Konan didn't remember much during the chaos, she just remembered moving her legs and finding Yahiko's body and sobbing into his hair. She remembered the explosion of war in her ears and the screams and the blunt smell of blood.

She remembered the monster Nagato became.

She remembered screaming no, but she had little passion left for this man and his fate, but their fates were intertwined.

When it was all said and done, Nagato had nothing left but pain and envy and the _need to please. _So, looking upon Konan's shaking and sobbing form, he made a choice. Truly, it was a selfish choice in the long run, but at the time it was completely and utterly selfless.

"Bring him here."

So she did. On trembling, fear-filled legs she pulled up the lifeless body of the man (no, he was still a boy) she might have, could have, loved.

"Put these in him," carefully, Nagato pulled some of the black rods out of his back, wincing in pain.

Konan was skeptical, but with shaking hands, she sawed the rods into various sizes and pushed them through Yahiko's cold, dead flesh with the help of a kunai while fighting the urge to sob or gag.

She started with the easy places and places where it would look normal, his ears, then when Nagato told her to put more in she moved to the bridge of his nose and then to his chin and finally down his arms, legs and chest

She paused and looked up at Nagato.

"That should be enough," his voice was dead as was his eyes.

He made some hand signs that Konan couldn't recognize and uttered nearly silent words.

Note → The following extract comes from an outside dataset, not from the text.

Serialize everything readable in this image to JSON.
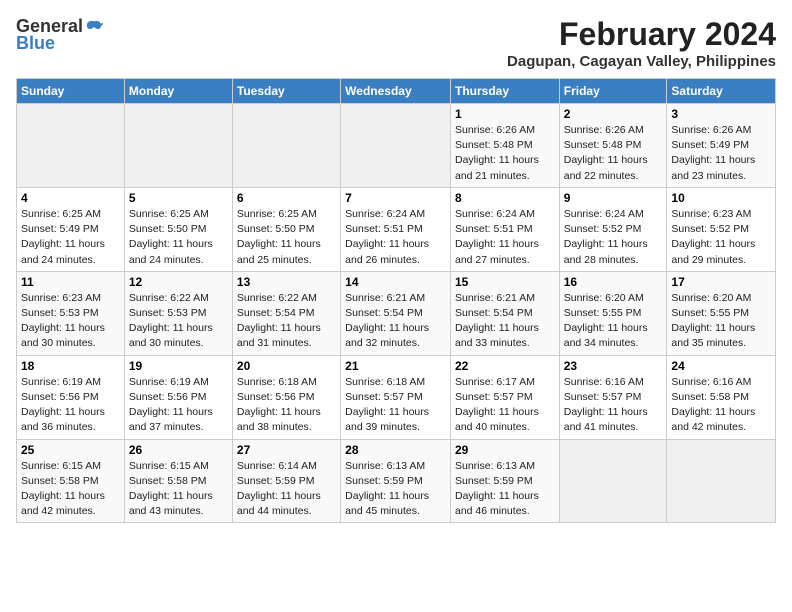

It was still, the air, even the rain had stopped, everything. Until a choking, gasping breath sputtered from Yahiko's body. Konan dared to look down.

"Yahiko…?"

There was a long silence as Yahiko played out what happened through his head, tried to find his limbs and get accustomed to the pain that was flaring through his body.

(He later learned that the pain never stopped.)

"It's Pein now," his emotions were gone and his eyes were no longer clear, they were spinning frantically.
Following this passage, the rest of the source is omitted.